HBCUs & Their Involvement in the Civil Rights Movement

Celebrate Black History and HBCUs’ Contribution

Since its inception, historically black colleges and universities (HBCUs) have always led the way for social change. Many great black leaders have come from HBCUs including, Stokely Carmicheal (Howard University), Dr. Martin Luther King, Jr. (Morehouse College), Jesse Jackson (North Carolina A&T), Rosa Parks (Alabama State), and many others. HBCUs played a pivotal role in the civil rights movement, serving as a breeding ground for future leaders and their fight for equality. HBCUs became the base for meetings, rallying centers, and training grounds for non-violent protests. Many important civil rights movement activities took place on or originated at HBCU campuses and this article serves to highlight a few of those revolutionary contributions.
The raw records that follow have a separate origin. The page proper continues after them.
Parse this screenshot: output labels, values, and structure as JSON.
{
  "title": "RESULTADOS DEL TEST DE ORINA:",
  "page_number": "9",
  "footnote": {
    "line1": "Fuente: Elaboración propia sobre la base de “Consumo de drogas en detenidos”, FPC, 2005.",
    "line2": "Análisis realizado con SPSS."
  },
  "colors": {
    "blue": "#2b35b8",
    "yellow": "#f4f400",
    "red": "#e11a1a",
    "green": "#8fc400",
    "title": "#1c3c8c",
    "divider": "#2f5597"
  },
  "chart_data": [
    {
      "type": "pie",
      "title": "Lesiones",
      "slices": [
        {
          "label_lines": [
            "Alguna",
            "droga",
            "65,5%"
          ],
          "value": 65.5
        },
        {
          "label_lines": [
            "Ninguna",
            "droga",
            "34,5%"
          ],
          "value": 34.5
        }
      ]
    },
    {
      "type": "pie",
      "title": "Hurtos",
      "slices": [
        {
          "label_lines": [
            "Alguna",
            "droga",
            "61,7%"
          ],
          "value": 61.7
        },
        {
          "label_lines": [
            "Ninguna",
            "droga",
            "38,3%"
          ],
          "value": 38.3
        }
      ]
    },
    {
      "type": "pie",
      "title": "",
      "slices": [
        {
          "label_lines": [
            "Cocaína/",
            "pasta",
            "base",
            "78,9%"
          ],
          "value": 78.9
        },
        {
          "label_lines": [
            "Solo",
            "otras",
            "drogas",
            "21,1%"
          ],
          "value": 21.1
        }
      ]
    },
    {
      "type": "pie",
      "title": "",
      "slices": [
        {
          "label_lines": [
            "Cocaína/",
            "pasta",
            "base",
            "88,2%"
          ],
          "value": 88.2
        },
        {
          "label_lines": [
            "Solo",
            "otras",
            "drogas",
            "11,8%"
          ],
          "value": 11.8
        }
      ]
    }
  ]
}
Here are a few HBCUs & their involvement in the Civil Rights Movement!

4Shaw University

Ella Baker, co-founder of SNCC at Shaw University

Shaw University, the oldest HBCU in the south, served as the birthplace of the Student Nonviolent Coordinating Committee (SNCC). The student-led, grassroots organization was dedicated to ensuring that people of color had the freedom to exercise their full rights as citizens. Civil rights icon and Shaw University alumna, Ella Baker founded SNCC at her alma mater in 1960, with the vision to empower young people to take action by providing them with resources and training. According to Baker biographer Barbara Ransby, Shaw University was “the most influential institution in Ella Baker’s early life,” next to the church. Dr. David C. Forbes, Sr, was a 19-year-old sophomore at Shaw when he became a founding member of SNCC. The first meeting took place over Easter weekend in 1960, where about 300 students met in the Greenleaf Auditorium on campus and in the nearby Raleigh Memorial Auditorium, according to Forbes. “I am extremely proud of Shaw’s central role in the civil rights movement,” Forbes said. “SNCC was the catalyst in the modern civil rights movement. It shook the foundation of racial segregation in the South. Up to that time, there had been little desegregation in public education, public accommodations, and employment.” The group helped organize sit-ins, the freedom rides, the 1963 March on Washington, and the Mississippi Freedom Summer. “We’re proud of that being just a little, small, black liberal arts school, and we were able to put a dent into the civil rights movement,” said William Lacy, a Shaw graduate and former member of the university’s Board of Trustees.